Queensland Heritage Register
- Official name: Railway Historical Centre, Railway Administration Building, Railway Store, Tarpaulin Shop
- Type: state heritage (built)
- Designated: 21 October 1992
- Reference no.: 600604
- Significant period: 1878–1990 (historical)
- Significant components: track, loading bay/dock, views to, warehouse, windlass, office/s, crane / gantry, roof/ridge ventilator/s / fleche/s

= Railway Historical Centre =

Railway Historical Centre is a heritage-listed warehouse at North Street, North Ipswich, City of Ipswich, Queensland, Australia. It was built from 1878 to 1879. It is also known as Railway Administration Building, Railway Store, and Tarpaulin Shop. It was added to the Queensland Heritage Register on 21 October 1992.

== History ==
This building, the oldest remaining on the original North Ipswich Railway Workshops site, was built in 1878–9 by Ipswich contractors, McGregor and Brown. It was initially used as a store. It was later used for administration and then as a tarpaulin store. In 1990, the tarpaulin store was converted into the Railway Historical Centre and was used for housing railway archival material and for other related functions.

== Description ==
This is a fine example of a Victorian warehouse constructed of load-bearing brick on two levels. Outwardly, the building is a symmetrical gable ended structure with a centrally projecting transverse gable to the northern and southern facades. The formal entry is defined by a round headed arch and stairs leading up from The Terrace. Immediately opposite this on the southern side, is an upper level loading platform.

The symmetry of the building is reinforced by equally spaced segmental arch windows on both levels, and ridge ventilators at each end of the corrugated custom orb profile roof. Internally, the upper floor is dominated by Queen Post trusses which meet at the gable crossing with cruciform trusses. Along each end of the bottom chord are support rails with rope eyelets for suspension of tarpaulins. The original windlass is supported at the centre trusses for hoisting goods to and from the upper and lower levels through a timber trapdoor.

From the lower level, two large doors lead to the southern aligned railway tracks, and a tramway runs through the centre of the floor longitudinally. There is evidence of earlier service entry doors or cartways entering from the Terrace side.

The main timber floor frame is supported on sturdy hardwood columns with timber headstocks. Each bearer is jointed over the headstock with a scarfed joint and square timber key.

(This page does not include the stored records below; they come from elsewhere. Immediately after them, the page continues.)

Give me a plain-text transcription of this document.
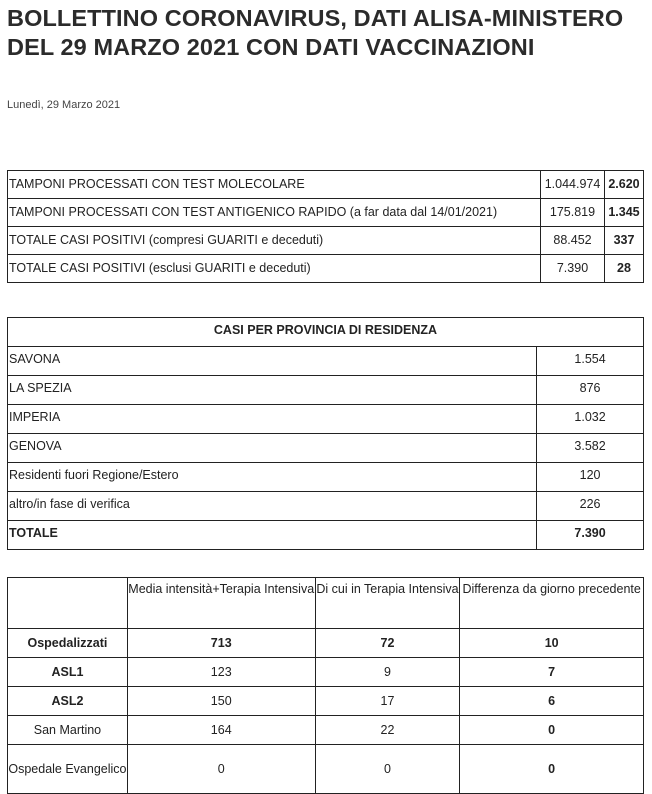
BOLLETTINO CORONAVIRUS, DATI ALISA-MINISTERO DEL 29 MARZO 2021 CON DATI VACCINAZIONI
Lunedì, 29 Marzo 2021
TAMPONI PROCESSATI CON TEST MOLECOLARE	1.044.974	2.620
TAMPONI PROCESSATI CON TEST ANTIGENICO RAPIDO (a far data dal 14/01/2021)	175.819	1.345
TOTALE CASI POSITIVI (compresi GUARITI e deceduti)	88.452	337
TOTALE CASI POSITIVI (esclusi GUARITI e deceduti)	7.390	28
CASI PER PROVINCIA DI RESIDENZA	
SAVONA	1.554
LA SPEZIA	876
IMPERIA	1.032
GENOVA	3.582
Residenti fuori Regione/Estero	120
altro/in fase di verifica	226
TOTALE	7.390
	Media intensità+Terapia Intensiva	Di cui in Terapia Intensiva	Differenza da giorno precedente
Ospedalizzati	713	72	10
ASL1	123	9	7
ASL2	150	17	6
San Martino	164	22	0
Ospedale Evangelico	0	0	0
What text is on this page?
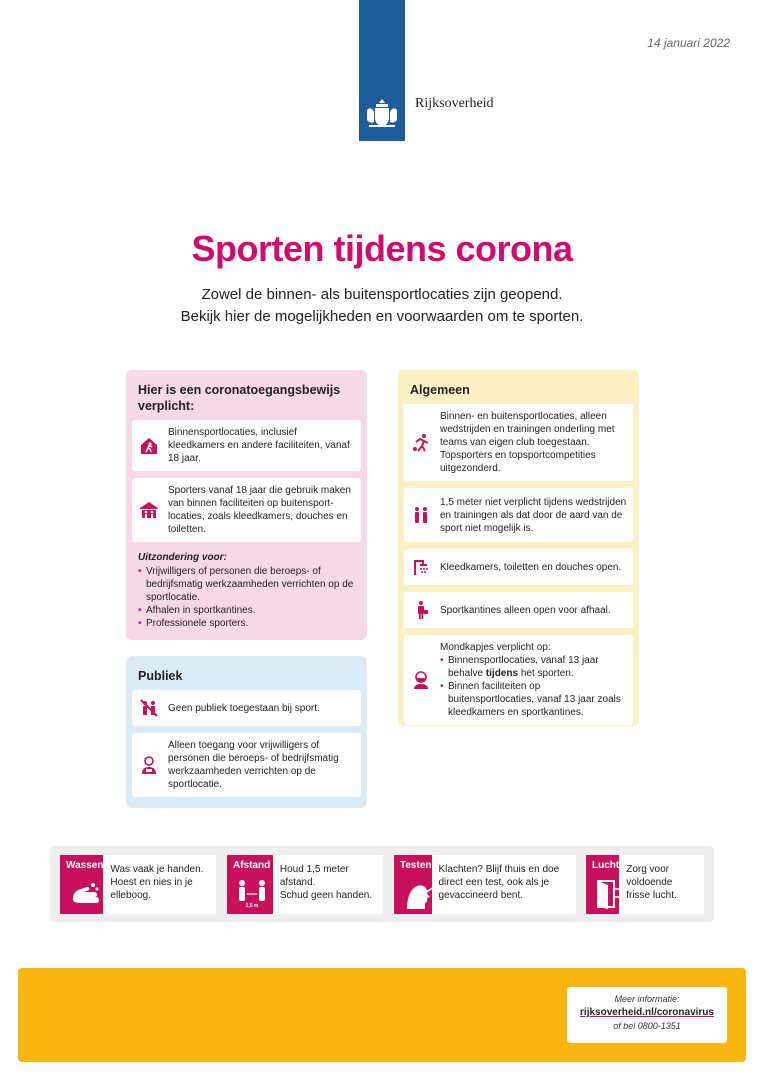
Rijksoverheid
14 januari 2022
Sporten tijdens corona
Zowel de binnen- als buitensportlocaties zijn geopend.
Bekijk hier de mogelijkheden en voorwaarden om te sporten.
Hier is een coronatoegangsbewijs verplicht:
Binnensportlocaties, inclusief kleedkamers en andere faciliteiten, vanaf 18 jaar.
Sporters vanaf 18 jaar die gebruik maken van binnen faciliteiten op buitensport-locaties, zoals kleedkamers, douches en toiletten.
Uitzondering voor:
• Vrijwilligers of personen die beroeps- of bedrijfsmatig werkzaamheden verrichten op de sportlocatie.
• Afhalen in sportkantines.
• Professionele sporters.
Publiek
Geen publiek toegestaan bij sport.
Alleen toegang voor vrijwilligers of personen die beroeps- of bedrijfsmatig werkzaamheden verrichten op de sportlocatie.
Algemeen
Binnen- en buitensportlocaties, alleen wedstrijden en trainingen onderling met teams van eigen club toegestaan. Topsporters en topsportcompetities uitgezonderd.
1,5 meter niet verplicht tijdens wedstrijden en trainingen als dat door de aard van de sport niet mogelijk is.
Kleedkamers, toiletten en douches open.
Sportkantines alleen open voor afhaal.
Mondkapjes verplicht op:
• Binnensportlocaties, vanaf 13 jaar behalve tijdens het sporten.
• Binnen faciliteiten op buitensportlocaties, vanaf 13 jaar zoals kleedkamers en sportkantines.
Wassen Was vaak je handen.
Hoest en nies in je elleboog.
Afstand
1,5 m
Houd 1,5 meter afstand.
Schud geen handen.
Testen Klachten? Blijf thuis en doe direct een test, ook als je gevaccineerd bent.
Lucht Zorg voor voldoende frisse lucht.
Meer informatie:
rijksoverheid.nl/coronavirus
of bel 0800-1351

An early office compartment exists at the western end of the upper floor, constructed with a raised timber floor and tongue and groove timber partitions. At the eastern end there is a single storey timber frame extension which is not original.

== Heritage listing ==
Railway Historical Centre was listed on the Queensland Heritage Register on 21 October 1992 having satisfied the following criteria.

The place is important in demonstrating the evolution or pattern of Queensland's history.

The Railway Historical Centre is the only remaining building on the southern section of the site, it is evidence of the first period of development of the railway workshops 1864–1885.

The place is important in demonstrating the principal characteristics of a particular class of cultural places.

The building retains evidence of its various uses as stores, administration, and tarpaulin store.

The place is important because of its aesthetic significance.

It is fine example of a Victorian brick and stone warehouse and is of particular architectural merit.